Let the section of the coil be a rectangle, the breadth in the plane of the circle being c${\displaystyle }$, and the depth perpendicular to the plane of the circle being ${\displaystyle b}$.

Let the mean radius of the coil be ${\displaystyle a}$, and the number of windings ${\displaystyle n}$; then we find, by integrating,

${\displaystyle L={\frac {n^{2}}{b^{2}c^{2}}}\iiiint M(xy\ x'y')dx\ dy\ dx'dy'}$

where ${\displaystyle M(xy\ x'y')}$ means the value of M for the two windings whose coordinates are ${\displaystyle xy}$ and ${\displaystyle x'y'}$ respectively; and the integration is performed first with respect to ${\displaystyle x}$ and ${\displaystyle y}$ over the rectangular section, and then with respect to ${\displaystyle x'}$ and ${\displaystyle y'}$ over the same space.

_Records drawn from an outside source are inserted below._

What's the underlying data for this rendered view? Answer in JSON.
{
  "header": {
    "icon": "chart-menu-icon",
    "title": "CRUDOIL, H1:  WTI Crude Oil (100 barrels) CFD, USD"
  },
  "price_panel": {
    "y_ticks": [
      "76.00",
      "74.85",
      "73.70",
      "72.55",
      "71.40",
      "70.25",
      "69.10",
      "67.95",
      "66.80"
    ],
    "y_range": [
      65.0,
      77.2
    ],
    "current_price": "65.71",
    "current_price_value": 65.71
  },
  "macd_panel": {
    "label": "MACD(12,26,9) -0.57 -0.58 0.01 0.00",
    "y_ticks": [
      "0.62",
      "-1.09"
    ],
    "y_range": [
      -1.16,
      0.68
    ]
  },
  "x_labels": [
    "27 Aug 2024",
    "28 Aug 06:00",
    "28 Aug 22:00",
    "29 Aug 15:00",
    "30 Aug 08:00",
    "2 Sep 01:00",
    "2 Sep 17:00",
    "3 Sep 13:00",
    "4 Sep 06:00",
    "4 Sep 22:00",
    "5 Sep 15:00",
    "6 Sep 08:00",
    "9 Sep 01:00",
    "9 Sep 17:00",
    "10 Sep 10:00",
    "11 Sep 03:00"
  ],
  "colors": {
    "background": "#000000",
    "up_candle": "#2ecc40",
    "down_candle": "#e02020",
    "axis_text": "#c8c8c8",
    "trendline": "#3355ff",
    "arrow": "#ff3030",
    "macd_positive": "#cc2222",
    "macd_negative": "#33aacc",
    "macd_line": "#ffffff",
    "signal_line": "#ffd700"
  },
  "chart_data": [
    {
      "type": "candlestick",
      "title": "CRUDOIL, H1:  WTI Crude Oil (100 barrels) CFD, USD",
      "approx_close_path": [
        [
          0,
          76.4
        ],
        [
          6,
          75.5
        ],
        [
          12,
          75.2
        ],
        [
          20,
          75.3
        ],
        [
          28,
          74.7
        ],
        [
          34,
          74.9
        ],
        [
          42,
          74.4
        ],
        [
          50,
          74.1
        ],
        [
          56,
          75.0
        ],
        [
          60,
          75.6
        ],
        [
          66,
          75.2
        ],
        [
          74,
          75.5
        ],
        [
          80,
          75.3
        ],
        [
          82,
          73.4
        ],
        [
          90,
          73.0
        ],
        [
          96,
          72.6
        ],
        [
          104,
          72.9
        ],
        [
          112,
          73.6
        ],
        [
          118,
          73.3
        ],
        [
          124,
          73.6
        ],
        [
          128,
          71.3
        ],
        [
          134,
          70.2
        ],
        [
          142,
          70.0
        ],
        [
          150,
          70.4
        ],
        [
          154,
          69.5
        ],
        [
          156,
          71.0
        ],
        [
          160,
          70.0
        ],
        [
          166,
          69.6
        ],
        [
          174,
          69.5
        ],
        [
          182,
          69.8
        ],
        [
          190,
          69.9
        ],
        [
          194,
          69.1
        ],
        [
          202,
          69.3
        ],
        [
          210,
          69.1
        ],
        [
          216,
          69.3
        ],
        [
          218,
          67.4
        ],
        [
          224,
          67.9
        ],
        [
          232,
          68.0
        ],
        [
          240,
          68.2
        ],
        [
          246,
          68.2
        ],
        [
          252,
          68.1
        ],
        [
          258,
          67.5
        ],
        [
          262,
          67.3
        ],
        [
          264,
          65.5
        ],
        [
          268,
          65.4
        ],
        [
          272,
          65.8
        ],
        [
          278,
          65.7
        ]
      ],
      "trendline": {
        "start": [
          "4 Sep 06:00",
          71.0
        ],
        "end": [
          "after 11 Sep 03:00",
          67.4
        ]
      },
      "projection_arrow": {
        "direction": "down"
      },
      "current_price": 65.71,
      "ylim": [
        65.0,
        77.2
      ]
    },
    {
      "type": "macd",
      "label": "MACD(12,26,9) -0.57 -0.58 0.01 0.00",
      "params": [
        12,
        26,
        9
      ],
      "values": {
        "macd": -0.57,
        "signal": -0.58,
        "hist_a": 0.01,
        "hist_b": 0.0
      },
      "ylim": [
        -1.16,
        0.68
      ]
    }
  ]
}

${\displaystyle {\begin{array}{l}L=4\pi n^{2}a\left\{\log _{e}{\frac {8a}{r}}+{\frac {1}{12}}-{\frac {4}{3}}\left(\theta -{\frac {\pi }{4}}\right)\cot 2\theta -{\frac {\pi }{3}}\cos 2\theta -{\frac {1}{6}}\cot ^{2}\theta \log \cos \theta -{\frac {1}{6}}\tan ^{2}\theta \log \sin \theta \right\}\\\\\qquad +{\frac {\pi n^{2}r^{2}}{24a}}\left\{\log {\frac {8a}{r}}\left(2\sin ^{2}\theta +1\right)+3.45+27.475\cos ^{2}\theta -3.2\left({\frac {\pi }{2}}-\theta \right){\frac {\sin ^{3}\theta }{\cos \theta }}+{\frac {1}{5}}{\frac {\cos ^{4}\theta }{\sin ^{2}\theta }}\log \cos \theta \right.\\\\\qquad \qquad \left.+{\frac {13}{3}}{\frac {\sin ^{4}\theta }{\cos \theta }}\log \sin \theta \right\}+etc.\end{array}}}$

Here	${\displaystyle a=}$ mean radius of the coil.
„	${\displaystyle r=}$ diagonal of the rectangular section ${\displaystyle ={\sqrt {b^{2}+c^{2}}}}$
„	${\displaystyle \theta =}$ angle between ${\displaystyle r}$ and the plane of the circle.
„	n${\displaystyle =}$ number of windings.

The logarithms are Napierian, and the angles are in circular measure.

In the experiments made by the Committee of the British Association for determining a standard of Electrical Resistance, a double coil was used, consisting of two nearly equal coils of rectangular section, placed parallel to each other, with a small interval between them.